Developer could not use land title indiscriminately
Nallini, who sat with Chief Judge of Malaya Datuk Mohamad Zabidin Mohd Diah and Federal Court judge Datuk Rhodzhariah Bujang, further reminded that a development on hilly land and steep slopes is of great significance as it is intrinsically related to sustainable development in the context of environmental law.
“It brings to the fore the need for a holistic approach in decision making in relation to property development, particularly on hill land and steep slopes as notwithstanding legislation in this regard, sustainability of development has not necessarily been ensured.
“The governance of property development requires constant vigilance and a holistic approach in decision making by the relevant authorities,” she added.
In this case, Nallini noted that developer Sunway cannot shield itself from the application of the TCPA and Land Conservation Act (LCA) for the reason that the subject land was a first grade freehold title without any restriction of land use.

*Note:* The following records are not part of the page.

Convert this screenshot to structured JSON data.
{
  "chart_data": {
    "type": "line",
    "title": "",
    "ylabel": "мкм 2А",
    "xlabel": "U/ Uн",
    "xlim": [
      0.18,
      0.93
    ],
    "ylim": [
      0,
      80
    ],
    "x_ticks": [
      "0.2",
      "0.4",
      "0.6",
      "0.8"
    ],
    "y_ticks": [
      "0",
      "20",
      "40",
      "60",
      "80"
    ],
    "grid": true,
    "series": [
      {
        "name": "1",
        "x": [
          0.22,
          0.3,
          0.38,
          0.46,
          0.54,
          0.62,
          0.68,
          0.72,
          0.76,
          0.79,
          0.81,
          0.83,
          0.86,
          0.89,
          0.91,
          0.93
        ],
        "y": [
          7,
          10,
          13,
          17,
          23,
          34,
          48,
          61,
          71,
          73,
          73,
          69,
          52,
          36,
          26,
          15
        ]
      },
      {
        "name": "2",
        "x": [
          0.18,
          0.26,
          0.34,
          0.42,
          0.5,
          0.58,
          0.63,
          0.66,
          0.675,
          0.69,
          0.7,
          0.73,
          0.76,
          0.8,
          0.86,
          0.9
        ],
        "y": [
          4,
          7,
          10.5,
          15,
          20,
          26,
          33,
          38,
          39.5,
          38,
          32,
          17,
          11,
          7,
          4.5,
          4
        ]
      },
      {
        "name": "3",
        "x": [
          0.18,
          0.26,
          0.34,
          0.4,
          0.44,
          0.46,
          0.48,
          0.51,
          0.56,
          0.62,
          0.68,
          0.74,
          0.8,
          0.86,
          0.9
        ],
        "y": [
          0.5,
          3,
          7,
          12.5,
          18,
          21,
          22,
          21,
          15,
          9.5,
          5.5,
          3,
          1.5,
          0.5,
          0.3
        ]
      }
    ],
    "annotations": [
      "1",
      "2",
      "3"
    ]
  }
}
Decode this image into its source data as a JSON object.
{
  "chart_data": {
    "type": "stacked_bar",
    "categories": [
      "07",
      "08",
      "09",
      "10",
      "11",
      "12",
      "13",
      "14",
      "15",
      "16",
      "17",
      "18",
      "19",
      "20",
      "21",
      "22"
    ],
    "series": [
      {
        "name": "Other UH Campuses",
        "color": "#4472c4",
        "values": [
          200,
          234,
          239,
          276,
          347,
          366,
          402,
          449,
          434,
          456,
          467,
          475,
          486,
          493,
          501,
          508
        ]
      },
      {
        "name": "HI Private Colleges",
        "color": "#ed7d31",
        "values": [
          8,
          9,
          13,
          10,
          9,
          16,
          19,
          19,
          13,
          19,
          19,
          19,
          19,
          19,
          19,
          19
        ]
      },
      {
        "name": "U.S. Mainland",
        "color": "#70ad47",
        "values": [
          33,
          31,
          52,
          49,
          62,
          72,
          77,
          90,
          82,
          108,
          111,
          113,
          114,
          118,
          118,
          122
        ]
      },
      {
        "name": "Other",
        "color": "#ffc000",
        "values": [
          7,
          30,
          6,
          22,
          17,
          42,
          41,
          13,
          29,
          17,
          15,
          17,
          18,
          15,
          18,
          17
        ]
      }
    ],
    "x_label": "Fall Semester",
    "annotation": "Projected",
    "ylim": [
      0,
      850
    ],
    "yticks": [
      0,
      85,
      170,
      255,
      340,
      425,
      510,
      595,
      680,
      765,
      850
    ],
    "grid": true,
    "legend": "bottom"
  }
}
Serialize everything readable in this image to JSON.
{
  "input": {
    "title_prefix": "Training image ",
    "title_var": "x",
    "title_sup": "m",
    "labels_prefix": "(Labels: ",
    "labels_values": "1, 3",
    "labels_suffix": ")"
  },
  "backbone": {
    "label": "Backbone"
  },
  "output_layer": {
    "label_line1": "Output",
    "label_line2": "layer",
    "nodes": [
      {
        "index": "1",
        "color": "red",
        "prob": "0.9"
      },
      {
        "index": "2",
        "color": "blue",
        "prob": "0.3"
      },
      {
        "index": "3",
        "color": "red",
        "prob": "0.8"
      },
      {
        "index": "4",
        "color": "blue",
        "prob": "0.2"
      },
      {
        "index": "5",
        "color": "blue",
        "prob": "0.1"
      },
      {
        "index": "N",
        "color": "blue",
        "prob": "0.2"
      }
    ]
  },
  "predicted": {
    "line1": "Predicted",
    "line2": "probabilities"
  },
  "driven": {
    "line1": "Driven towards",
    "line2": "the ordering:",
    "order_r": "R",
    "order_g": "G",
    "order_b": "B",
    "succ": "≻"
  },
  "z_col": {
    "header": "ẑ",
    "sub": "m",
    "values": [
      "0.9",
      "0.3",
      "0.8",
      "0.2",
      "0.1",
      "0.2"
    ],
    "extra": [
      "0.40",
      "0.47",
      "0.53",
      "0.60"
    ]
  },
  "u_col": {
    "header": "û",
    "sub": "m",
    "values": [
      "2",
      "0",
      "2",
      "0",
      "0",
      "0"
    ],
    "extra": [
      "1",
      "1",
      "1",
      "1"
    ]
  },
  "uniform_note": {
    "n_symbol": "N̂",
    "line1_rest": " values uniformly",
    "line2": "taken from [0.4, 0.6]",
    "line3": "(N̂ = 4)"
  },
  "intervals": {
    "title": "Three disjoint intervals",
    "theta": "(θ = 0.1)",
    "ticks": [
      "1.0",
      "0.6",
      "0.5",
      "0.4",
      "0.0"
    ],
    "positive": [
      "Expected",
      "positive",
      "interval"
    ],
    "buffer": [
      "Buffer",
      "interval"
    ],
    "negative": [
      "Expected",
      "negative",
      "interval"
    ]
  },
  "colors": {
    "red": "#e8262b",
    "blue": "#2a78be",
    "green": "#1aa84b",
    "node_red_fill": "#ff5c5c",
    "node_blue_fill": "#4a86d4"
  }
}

“Possession of land title does not give the owner of the land a blank cheque to do whatever he or she pleases with the land. This would have the potential of allowing for unsustainable development outside the purview of the TPCA and the LCA.
“This in turn would defeat the very object and purpose of both the TCPA and LCA, and hence negate the intent of Parliament in enacting those statutes,” she warned.
Nallini further said the structure plan stipulates a general prohibition against development on hilly land or slopes which applies to this land.
However, part of the subject land was zoned for housing or low-density housing under the policy plan.
“This is in direct conflict with the provisions of the structure plan. If a local plan had been drafted and approved, it would have to conform to the structure plan pursuant to Section 15(5) of the TCPA, and if there was any inconsistency between a local plan and structure plan, there is a specific statutory procedure in the TCPA to deal with such an inconsistency.”
She added the structure plan has statutory force and requires compliance and this in effect limits the scope of the State Planning Committee’s power.
Nallini said directives cannot be issued when it contravenes the structure plan.
Local authorities need to comply with TCPA provisions
“The structure plan provides that, even where a proposed development constitutes a ‘special project’, there are still conditions that need to be met. After the local authority decided that the application falls under ‘special projects’, the application is to be referred to the State Planning Committee for their approval.
“It is then that the State Planning Committee is under a duty pursuant to Section 22(2A) of the TCPA to request from the NPPC its advice on the application submitted,” she said.
Nallini said the local authority, as the entity responsible for the issuance of planning approval, has a duty to comply with the provisions of the TCPA.
She added when Section 22(2A) is read contextually, it follows that it refers to the direction given by the State Planning Committee, if any, within the context of the material factors to be taken into account in deciding on planning approval.
“It envisages a directive that is in complete compliance with, and within the scope of the TCPA, taken as a whole,” she said.
“For the foregoing reasons, we conclude that the local authority’s approval of Sunway’s application for planning permission is ultra vires (beyond the power) and void. The High Court and Court of Appeal erred in law in upholding the decision of the local authority to grant planning approval. For the reasons set out in the judgment, these appeals are allowed.”
The court ordered Sunway and the Penang City Council to pay RM150,000 costs each to the Sungai Ara residents.
The residents were represented by Datuk Dr Gurdial Singh Nijar, while Christina Siew appeared for Sunway and Karin Lim for the city council.